In celebration of rivers, rowers, and the work we won't neglect

She wore her scull upside down on her head like a hat, her hands on the riggers. She rolled it over and laid it down, pulled the oars through the chokes, fastened the gates, and settled her heart. She planted her feet in the stretchers and oared her way out, her back facing forward, her mind on her father's words: Shoulders to the sky, Lennie. Knees at an angle. Catch and drive and always finish. Feather the blades so you'll fly. She left her hair loose, a dark burst about her face. She let the breeze into her blouse. She listened to the river, and to what the river had to say. She went and she went, always beginning.
Toward the wirework of the Girard Avenue Bridge.
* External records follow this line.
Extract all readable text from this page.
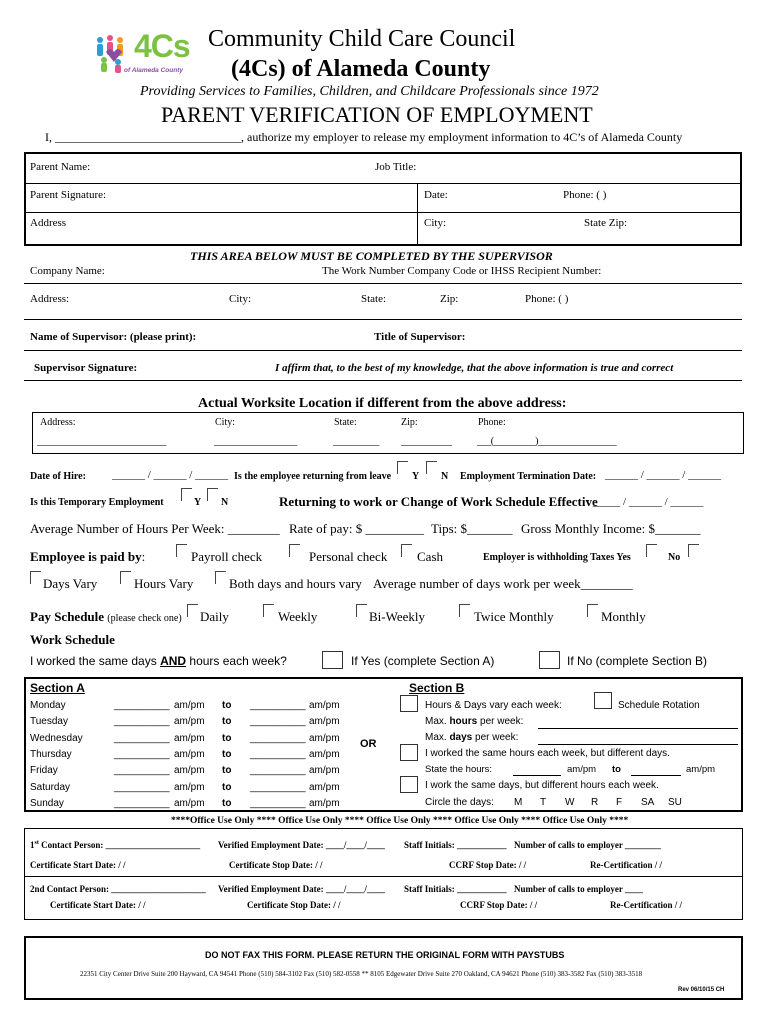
4Cs
of Alameda County
Community Child Care Council
(4Cs) of Alameda County
Providing Services to Families, Children, and Childcare Professionals since 1972
PARENT VERIFICATION OF EMPLOYMENT
I, _______________________________, authorize my employer to release my employment information to 4C’s of Alameda County
Parent Name:	Job Title:
Parent Signature:	Date:	Phone: ( )
Address	City:	State Zip:
THIS AREA BELOW MUST BE COMPLETED BY THE SUPERVISOR
Company Name:	The Work Number Company Code or IHSS Recipient Number:
Address:	City:	State:	Zip:	Phone: ( )
Name of Supervisor: (please print):	Title of Supervisor:
Supervisor Signature:	I affirm that, to the best of my knowledge, that the above information is true and correct
Actual Worksite Location if different from the above address:
Address:	City:	State:	Zip:	Phone:
____________________________	__________________	__________ ___________	___(_________)_________________
Date of Hire: ______ / ______ / ______ Is the employee returning from leave Y N Employment Termination Date: ______ / ______ / ______
Is this Temporary Employment	Y N	Returning to work or Change of Work Schedule Effective
: _____ / ______ / ______
Average Number of Hours Per Week: ________ Rate of pay: $ _________ Tips: $_______ Gross Monthly Income: $_______
Employee is paid by:	Payroll check	Personal check Cash	Employer is withholding Taxes Yes	No
Days Vary	Hours Vary	Both days and hours vary Average number of days work per week________
Pay Schedule (please check one) Daily	Weekly	Bi-Weekly	Twice Monthly	Monthly
Work Schedule
I worked the same days AND hours each week?	If Yes (complete Section A)	If No (complete Section B)
Section A	Section B
Monday	__________ am/pm to __________ am/pm
Tuesday	__________ am/pm to __________ am/pm
Wednesday	__________ am/pm to __________ am/pm
Thursday	__________ am/pm to __________ am/pm
Friday	__________ am/pm to __________ am/pm
Saturday	__________ am/pm to __________ am/pm
Sunday	__________ am/pm to __________ am/pm
OR
Hours & Days vary each week:	Schedule Rotation
Max. hours per week:
Max. days per week:
I worked the same hours each week, but different days.
State the hours:	am/pm to	am/pm
I work the same days, but different hours each week.
Circle the days: M T W R F SA SU
****Office Use Only **** Office Use Only **** Office Use Only **** Office Use Only **** Office Use Only ****
1st Contact Person: _____________________ Verified Employment Date: ____/____/____ Staff Initials: ___________ Number of calls to employer ________
Certificate Start Date: / /	Certificate Stop Date: / /	CCRF Stop Date: / /	Re-Certification / /
2nd Contact Person: _____________________ Verified Employment Date: ____/____/____ Staff Initials: ___________ Number of calls to employer ____
Certificate Start Date: / /	Certificate Stop Date: / /	CCRF Stop Date: / /	Re-Certification / /
DO NOT FAX THIS FORM. PLEASE RETURN THE ORIGINAL FORM WITH PAYSTUBS
22351 City Center Drive Suite 200 Hayward, CA 94541 Phone (510) 584-3102 Fax (510) 582-0558 ** 8105 Edgewater Drive Suite 270 Oakland, CA 94621 Phone (510) 383-3582 Fax (510) 383-3518
Rev 06/10/15 CH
Toward the ghost of John Penn and the animals that had come to town in '74 to live in their fanciful abodes: the Fox Pens, the Wolf Pens, the Raccoon House, the village for the prairie dogs, the stoned-in pits for bears, the house of birds. It was coming on to four o'clock, and she rowed: oars in, oars out, the commotion of animals up the hill. A hawk, she noticed now, had flown in from the east, its red-tipped wings and tail mirrored in the river's surface. One of the reflected wings kept breaking apart and resurrecting itself with each of her oar strokes, as if it could attach to the scull its own flight.